I disable both sleep and hibernation system-wide and have done so for years...with the exception that I generally have no trouble with monitors "sleeping" as they generally wake quickly and without complaint. People have to watch disconnecting their hard drives, their PCIe slots, and etc. as although all of that makes sense for battery life conservation theoretically, what good does that do if your machine refuses to wake? I don't use laptops of any description these days except when I'm forced to, but I find that simply setting my cpu and gpu to throttle way down when I don't need the power is more than sufficient for me (my cpu is set to drop to 10% of full speed and ramp up the power on demand only as needed, and my GPU is automatically set to do about the same thing itself.) Things stay cool when they should be and power is conserved when it makes sense--and ramp up on demand is perfect and never causes me problems. (I think Intel calls it "Speed Step" and AMD calls it "Cool 'n Quiet," for their cpus.) Best of all--no problems ever with "sleep" because when it never sleeps it never has to wake up... My boxes sleep every day *only* when I shut them down.
I just tested auto sleep on the Win 10 VM and it worked.
I set it to 1 minute for a quick test.
I changed it 30 minutes and will see how it works the next few days.
I really don't see much need for auto sleep on a VM as the PC will still be running because of Host activity...
But, testing it, it didn't cause any issues going to sleep or waking up so I'll play with auto sleep and see if it works.
In VMware it puts the machine into "suspended" state.
I like sleep and hibernate and it works for me on Win 7 and Win 8.1.1.
I did have sleep issues because of srvnet requests but overrides fixed that issue.
As far as Windows Defender definition updates, in Win 7 MSE and Win 8.x WD a scheduled task can be created to automatically update the definitions.
I assume this would work in Win 10, but haven't set up a task and tested it myself.
Not sure if such a task would help, if definition updates are causing a sleep issue ???
My problem is not Definition updates. Any update registers a power request and this never gets released. I did a manual update which gave a request svchost.exe (ProfSvc). Any of these execution requests stops sleep.
I tried your override and see in requestsoverride:-
The override doesn't work as it won't sleep, regardless.
What is it that folks don't understand about win 10. . .it is a tech preview. . .there are going to be problems, albeit I have not had the problem you are talking about on any Windows OS. Also there is the shut down method (it does work).
What is it about tech preview that you don't understand? Why do you think MS put this out approx 9 mths before release?

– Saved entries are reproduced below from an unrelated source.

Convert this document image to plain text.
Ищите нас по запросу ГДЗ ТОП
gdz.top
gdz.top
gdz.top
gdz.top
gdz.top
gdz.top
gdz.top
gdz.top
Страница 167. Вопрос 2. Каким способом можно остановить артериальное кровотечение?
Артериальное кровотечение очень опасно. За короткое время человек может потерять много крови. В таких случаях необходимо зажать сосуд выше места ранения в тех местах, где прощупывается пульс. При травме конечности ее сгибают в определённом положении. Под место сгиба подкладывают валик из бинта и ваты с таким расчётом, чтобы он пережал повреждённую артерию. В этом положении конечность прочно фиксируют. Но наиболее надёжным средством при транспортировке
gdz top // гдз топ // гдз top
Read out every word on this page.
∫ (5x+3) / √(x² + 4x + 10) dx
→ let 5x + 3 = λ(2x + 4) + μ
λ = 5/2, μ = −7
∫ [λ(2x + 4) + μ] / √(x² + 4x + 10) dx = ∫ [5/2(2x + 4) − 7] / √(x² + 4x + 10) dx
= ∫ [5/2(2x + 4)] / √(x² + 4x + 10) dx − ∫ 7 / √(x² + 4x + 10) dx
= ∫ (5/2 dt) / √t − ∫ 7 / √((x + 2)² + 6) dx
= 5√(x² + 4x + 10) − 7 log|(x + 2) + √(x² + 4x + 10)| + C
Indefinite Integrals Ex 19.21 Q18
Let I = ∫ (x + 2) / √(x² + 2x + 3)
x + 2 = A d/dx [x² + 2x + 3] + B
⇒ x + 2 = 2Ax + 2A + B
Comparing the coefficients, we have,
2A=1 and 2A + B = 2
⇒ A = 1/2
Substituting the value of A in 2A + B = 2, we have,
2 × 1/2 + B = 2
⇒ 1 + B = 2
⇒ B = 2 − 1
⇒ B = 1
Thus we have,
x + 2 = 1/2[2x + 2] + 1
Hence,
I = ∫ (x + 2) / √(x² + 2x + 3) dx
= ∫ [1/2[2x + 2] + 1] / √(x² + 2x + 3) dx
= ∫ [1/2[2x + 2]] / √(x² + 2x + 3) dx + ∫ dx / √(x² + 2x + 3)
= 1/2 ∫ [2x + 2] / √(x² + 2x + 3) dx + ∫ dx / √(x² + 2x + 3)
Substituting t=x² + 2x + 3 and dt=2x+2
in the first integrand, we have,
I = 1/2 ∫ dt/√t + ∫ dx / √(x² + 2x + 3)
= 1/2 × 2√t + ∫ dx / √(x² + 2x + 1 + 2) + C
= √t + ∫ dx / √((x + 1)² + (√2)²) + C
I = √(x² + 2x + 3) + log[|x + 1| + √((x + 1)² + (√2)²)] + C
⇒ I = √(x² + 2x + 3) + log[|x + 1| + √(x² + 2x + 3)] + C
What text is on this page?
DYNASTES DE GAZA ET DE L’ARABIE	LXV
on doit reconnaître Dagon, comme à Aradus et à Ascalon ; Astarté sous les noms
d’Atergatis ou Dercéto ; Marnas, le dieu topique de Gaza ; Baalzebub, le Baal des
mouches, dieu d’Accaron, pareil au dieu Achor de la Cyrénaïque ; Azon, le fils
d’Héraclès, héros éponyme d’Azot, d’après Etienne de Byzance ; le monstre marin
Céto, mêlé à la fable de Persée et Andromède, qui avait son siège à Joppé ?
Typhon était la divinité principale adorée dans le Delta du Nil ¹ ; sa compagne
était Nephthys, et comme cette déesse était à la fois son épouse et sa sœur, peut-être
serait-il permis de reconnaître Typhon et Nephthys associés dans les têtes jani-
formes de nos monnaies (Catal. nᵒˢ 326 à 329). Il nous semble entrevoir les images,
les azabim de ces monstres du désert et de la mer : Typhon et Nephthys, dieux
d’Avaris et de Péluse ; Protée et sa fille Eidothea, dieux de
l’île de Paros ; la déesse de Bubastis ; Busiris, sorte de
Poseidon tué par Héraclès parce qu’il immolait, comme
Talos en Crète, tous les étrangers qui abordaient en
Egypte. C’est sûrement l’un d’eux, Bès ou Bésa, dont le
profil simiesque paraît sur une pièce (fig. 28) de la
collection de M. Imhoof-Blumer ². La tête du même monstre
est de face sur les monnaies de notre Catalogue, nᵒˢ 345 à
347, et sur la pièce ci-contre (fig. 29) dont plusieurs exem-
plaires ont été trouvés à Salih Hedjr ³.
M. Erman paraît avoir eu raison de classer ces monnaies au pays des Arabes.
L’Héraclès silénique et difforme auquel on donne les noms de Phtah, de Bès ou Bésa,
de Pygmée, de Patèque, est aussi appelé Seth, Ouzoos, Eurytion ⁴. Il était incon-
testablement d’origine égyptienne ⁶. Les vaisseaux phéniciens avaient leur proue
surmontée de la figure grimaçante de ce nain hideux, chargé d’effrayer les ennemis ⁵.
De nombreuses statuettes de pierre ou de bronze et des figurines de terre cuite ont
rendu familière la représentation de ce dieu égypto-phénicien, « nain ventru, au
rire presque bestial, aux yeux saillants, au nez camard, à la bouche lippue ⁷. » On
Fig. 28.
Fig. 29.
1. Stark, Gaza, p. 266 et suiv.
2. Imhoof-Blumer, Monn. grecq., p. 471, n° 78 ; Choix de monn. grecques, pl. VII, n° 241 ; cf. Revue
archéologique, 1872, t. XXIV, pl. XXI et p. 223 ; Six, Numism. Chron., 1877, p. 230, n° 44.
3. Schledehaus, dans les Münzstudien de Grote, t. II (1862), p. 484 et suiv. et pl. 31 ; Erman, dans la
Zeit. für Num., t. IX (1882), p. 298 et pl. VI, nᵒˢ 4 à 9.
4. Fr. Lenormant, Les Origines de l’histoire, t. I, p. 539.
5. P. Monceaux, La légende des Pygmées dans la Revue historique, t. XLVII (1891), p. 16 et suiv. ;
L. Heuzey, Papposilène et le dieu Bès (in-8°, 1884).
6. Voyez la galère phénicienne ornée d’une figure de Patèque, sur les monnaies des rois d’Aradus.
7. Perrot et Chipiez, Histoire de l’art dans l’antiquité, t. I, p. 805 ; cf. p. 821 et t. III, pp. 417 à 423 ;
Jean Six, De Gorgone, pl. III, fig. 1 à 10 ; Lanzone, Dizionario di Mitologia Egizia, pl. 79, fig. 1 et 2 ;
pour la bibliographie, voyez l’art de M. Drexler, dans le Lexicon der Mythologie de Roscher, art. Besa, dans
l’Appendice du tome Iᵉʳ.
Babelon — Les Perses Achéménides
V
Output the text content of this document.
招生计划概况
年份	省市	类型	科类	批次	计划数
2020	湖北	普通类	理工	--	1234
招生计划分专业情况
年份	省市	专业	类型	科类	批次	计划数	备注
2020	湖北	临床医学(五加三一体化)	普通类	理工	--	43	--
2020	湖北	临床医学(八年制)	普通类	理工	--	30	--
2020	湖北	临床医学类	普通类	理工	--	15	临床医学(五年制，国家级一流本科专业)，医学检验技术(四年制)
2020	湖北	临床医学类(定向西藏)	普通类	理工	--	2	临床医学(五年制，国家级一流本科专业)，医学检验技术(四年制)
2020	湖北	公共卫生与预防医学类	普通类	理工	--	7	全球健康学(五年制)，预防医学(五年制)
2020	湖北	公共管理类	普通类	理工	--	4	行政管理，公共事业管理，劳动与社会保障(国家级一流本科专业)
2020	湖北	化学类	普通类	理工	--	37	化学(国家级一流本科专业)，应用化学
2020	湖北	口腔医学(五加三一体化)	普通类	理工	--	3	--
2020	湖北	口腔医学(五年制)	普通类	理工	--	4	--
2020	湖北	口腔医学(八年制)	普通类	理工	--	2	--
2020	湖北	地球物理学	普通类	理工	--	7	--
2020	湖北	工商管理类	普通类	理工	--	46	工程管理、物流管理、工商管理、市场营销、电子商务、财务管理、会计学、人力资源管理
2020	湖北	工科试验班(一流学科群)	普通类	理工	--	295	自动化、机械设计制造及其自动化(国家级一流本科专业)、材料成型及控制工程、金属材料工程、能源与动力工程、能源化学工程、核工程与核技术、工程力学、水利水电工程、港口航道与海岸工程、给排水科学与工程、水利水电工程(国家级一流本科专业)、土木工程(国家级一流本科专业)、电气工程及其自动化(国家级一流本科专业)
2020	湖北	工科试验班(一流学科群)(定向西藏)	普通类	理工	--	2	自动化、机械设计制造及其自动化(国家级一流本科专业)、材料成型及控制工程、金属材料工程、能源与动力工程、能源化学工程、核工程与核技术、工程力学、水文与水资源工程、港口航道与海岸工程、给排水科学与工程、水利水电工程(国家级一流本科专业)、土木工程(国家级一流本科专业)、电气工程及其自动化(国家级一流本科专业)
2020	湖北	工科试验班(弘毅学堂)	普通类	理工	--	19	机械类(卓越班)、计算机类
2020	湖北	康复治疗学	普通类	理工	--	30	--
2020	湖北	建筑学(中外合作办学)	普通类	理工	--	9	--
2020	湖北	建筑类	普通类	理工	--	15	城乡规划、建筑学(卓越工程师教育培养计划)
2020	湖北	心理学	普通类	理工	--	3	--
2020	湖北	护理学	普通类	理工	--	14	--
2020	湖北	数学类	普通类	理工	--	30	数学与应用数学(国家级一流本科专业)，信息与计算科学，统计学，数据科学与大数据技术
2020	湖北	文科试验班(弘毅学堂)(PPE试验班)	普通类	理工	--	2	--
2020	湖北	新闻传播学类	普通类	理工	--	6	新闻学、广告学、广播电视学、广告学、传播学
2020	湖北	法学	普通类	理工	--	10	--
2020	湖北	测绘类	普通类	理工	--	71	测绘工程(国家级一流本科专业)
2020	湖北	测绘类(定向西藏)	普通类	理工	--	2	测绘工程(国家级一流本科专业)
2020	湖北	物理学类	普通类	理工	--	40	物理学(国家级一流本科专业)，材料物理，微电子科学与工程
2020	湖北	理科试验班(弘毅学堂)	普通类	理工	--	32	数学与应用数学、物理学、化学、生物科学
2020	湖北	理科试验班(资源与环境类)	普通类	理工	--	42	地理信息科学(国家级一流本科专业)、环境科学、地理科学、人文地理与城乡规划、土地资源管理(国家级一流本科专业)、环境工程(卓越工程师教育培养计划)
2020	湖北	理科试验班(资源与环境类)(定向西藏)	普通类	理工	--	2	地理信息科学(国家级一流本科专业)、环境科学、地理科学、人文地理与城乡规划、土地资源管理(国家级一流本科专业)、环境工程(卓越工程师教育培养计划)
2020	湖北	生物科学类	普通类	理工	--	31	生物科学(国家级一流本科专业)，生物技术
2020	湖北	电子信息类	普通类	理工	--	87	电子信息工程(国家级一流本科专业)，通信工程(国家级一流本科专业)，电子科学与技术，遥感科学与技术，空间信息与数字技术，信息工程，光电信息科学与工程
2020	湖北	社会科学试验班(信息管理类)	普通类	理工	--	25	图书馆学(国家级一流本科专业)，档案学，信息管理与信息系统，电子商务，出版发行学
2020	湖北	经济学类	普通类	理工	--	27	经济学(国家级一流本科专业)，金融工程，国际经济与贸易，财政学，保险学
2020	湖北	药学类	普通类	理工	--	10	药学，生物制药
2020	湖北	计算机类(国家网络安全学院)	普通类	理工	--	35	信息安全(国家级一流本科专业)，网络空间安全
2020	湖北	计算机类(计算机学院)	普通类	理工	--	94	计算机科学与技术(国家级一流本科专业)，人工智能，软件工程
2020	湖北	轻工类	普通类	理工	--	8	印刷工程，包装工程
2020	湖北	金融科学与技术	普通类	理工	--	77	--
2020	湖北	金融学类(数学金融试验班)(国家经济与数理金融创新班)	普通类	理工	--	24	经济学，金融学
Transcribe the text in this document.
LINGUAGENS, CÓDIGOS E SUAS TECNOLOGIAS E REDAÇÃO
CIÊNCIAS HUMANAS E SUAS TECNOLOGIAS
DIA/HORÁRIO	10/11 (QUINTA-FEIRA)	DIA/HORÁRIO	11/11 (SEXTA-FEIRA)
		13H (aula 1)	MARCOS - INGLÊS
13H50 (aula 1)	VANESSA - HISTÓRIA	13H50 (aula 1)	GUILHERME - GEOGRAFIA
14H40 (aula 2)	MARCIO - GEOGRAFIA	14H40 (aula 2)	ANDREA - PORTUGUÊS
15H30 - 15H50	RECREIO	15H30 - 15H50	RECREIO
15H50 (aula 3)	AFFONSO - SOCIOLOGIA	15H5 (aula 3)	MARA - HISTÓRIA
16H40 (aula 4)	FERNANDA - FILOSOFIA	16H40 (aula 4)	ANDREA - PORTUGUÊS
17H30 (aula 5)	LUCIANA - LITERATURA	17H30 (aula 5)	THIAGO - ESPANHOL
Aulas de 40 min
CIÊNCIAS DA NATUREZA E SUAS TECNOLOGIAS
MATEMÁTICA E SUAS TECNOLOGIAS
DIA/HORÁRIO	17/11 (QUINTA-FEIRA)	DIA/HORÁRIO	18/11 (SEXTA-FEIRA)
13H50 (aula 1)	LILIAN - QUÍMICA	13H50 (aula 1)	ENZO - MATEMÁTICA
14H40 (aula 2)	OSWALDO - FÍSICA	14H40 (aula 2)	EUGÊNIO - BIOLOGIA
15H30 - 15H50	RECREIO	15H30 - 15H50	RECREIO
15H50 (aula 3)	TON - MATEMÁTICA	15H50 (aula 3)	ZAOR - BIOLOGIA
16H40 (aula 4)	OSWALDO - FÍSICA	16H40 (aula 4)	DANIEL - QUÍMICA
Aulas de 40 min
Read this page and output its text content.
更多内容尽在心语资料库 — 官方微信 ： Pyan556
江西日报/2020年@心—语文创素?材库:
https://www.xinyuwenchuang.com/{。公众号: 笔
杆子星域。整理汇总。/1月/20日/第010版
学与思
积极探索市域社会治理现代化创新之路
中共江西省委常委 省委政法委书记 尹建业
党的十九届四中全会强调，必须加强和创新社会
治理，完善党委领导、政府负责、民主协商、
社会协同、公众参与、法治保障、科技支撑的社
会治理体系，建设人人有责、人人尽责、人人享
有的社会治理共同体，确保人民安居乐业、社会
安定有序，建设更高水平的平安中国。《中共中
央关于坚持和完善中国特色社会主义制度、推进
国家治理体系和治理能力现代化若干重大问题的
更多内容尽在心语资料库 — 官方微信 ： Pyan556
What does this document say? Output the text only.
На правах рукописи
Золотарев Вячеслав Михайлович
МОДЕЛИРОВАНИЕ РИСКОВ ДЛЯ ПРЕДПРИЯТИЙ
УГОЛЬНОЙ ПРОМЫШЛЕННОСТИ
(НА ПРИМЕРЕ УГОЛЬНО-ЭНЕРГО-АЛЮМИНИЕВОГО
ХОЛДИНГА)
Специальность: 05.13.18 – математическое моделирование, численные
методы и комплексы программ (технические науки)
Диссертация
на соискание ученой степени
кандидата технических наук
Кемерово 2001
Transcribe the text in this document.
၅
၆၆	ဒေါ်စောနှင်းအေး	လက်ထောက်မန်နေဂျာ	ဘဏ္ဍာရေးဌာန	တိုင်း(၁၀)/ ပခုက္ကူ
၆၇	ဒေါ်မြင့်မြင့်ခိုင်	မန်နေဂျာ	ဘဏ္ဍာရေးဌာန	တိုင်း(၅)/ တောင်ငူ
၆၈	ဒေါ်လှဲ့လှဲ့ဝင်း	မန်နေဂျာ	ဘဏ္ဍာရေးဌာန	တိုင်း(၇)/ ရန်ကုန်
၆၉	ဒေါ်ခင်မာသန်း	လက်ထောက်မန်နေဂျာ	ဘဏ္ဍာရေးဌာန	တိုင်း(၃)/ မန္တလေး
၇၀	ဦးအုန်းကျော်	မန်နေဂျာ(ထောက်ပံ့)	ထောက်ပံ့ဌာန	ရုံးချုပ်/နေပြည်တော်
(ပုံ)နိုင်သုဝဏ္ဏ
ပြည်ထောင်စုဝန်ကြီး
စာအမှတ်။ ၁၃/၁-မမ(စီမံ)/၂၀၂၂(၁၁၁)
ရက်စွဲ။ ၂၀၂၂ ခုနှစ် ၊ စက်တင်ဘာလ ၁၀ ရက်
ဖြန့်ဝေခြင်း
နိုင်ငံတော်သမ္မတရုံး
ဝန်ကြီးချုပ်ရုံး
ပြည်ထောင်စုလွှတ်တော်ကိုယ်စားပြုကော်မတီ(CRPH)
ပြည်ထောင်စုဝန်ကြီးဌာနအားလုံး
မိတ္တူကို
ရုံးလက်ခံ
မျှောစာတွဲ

What would have been the point unless they were looking for feedback from 'ordinary' users? Why did they include a Feedback app do you think?
And why would we care if you shutdown your system? That's going to help MS debug the OS, isn't it.
I CAN definitely indicate, however, that the problems @linw is reporting as the causation for his sleep problem on Win10b is not the same issue causing the sleep problem on my Win8.1 install...
Last edited by Gork; 06 Oct 2014 at 04:34.
True, Gork, this 10 problem is not like the 8.1 one.
And thank goodness for that since, as has already been said, the cause you're reporting for Win10b at least seems easily staked out for a fix!